ROANOKE TIMES

                         Roanoke Times
                 Copyright (c) 1995, Landmark Communications, Inc.

DATE: TUESDAY, January 26, 1993                   TAG: 9301260381
SECTION: VIRGINIA                    PAGE: B-1   EDITION: METRO 
SOURCE: JOEL TURNER STAFF WRITER
DATELINE:                                 LENGTH: Medium


ROANOKE FIRE-RESCUE MERGER NOT AT HAND

City Manager Bob Herbert said Monday that volunteer rescue squad members will remain the "heart and soul" of Roanoke's emergency medical services system.

For the immediate future, there will be no merger of the EMS system with the city Fire Department.

City officials hope to increase, not diminish, the role of the volunteers, as some have feared, Herbert said.

Council members James Harvey and Howard Musser said they don't want the city to do anything to undercut the volunteers.

Council authorized the city manager to sign a new contract with the volunteers so they can remain part of the EMS system.

Herbert assured council the volunteers are needed to work with the city's paid emergency-rescue workers and firefighters in the combined system.

Councilman William White believes the city could answer emergency-rescue calls faster and save money if its EMS system were merged with the Fire Department. The volunteers would still be needed in a merged system, he said. But some volunteers don't like the idea of merger.
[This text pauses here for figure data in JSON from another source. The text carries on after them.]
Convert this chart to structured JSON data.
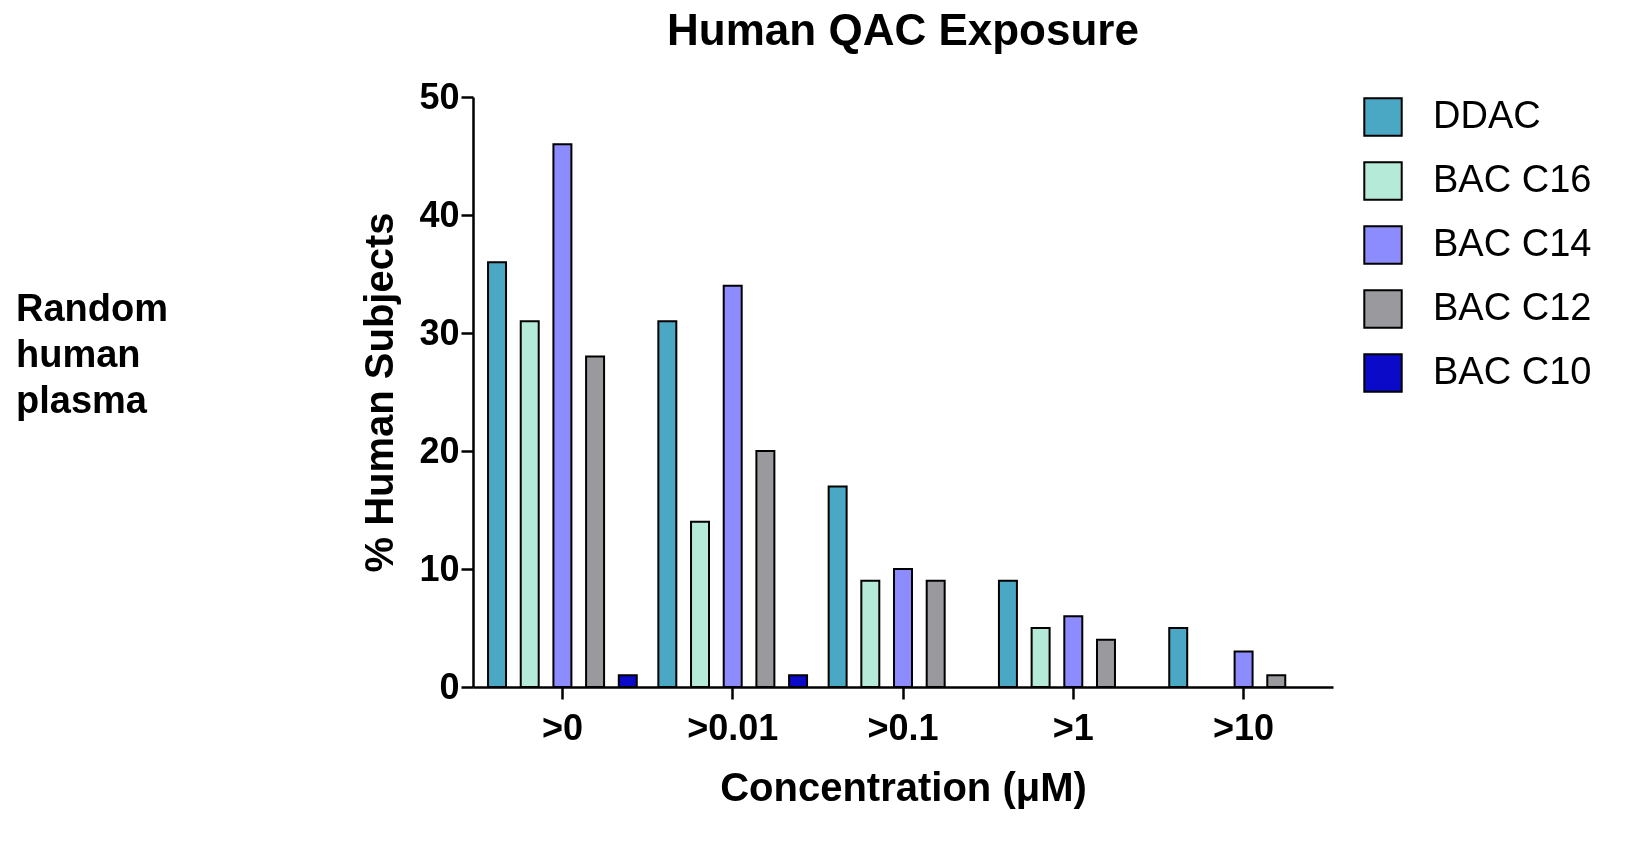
{
  "chart_data": {
    "type": "bar",
    "title": "Human QAC Exposure",
    "xlabel": "Concentration (μM)",
    "ylabel": "% Human Subjects",
    "annotations": [
      "Random human plasma"
    ],
    "categories": [
      ">0",
      ">0.01",
      ">0.1",
      ">1",
      ">10"
    ],
    "series": [
      {
        "name": "DDAC",
        "color": "#4aa8c4",
        "values": [
          36,
          31,
          17,
          9,
          5
        ]
      },
      {
        "name": "BAC C16",
        "color": "#b5ead8",
        "values": [
          31,
          14,
          9,
          5,
          0
        ]
      },
      {
        "name": "BAC C14",
        "color": "#8c8cff",
        "values": [
          46,
          34,
          10,
          6,
          3
        ]
      },
      {
        "name": "BAC C12",
        "color": "#9a9a9e",
        "values": [
          28,
          20,
          9,
          4,
          1
        ]
      },
      {
        "name": "BAC C10",
        "color": "#0a0ac8",
        "values": [
          1,
          1,
          0,
          0,
          0
        ]
      }
    ],
    "ylim": [
      0,
      50
    ],
    "yticks": [
      0,
      10,
      20,
      30,
      40,
      50
    ],
    "grid": false,
    "legend": "right"
  }
}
"It would be the end of the volunteers," said Sidney Robertson, president of Roanoke Emergency Medical Services Inc.

Roanoke Emergency Services was created by the merger of the Roanoke and Williamson Road life-saving crews.

Firefighters at three fire stations already answer emergency calls on a first-response basis at Stations No. 4, 11 and 14 in outlying areas of the city. In these areas, the firefighters provide assistance until full-time paramedics or other emergency-medical personnel arrive or they determine that no other help is needed.

Herbert said the city will start a similar program at Station No. 13 on Monday in the Peters Creek Road area, where the average response is 8.2 minutes. For the rest of the city, the response time is 5.2 minutes.

An advisory committee on emergency-medical services recommended that the city keep its current arrangement, with the Emergency Medical Services Department continuing to monitor and supervise the system.

Herbert said the volunteers provide about $800,000 a year in free services - more than the $650,000 cost for the paid rescue workers.

He said the city has an internal task force studying the issue of whether changes are needed in the EMS system.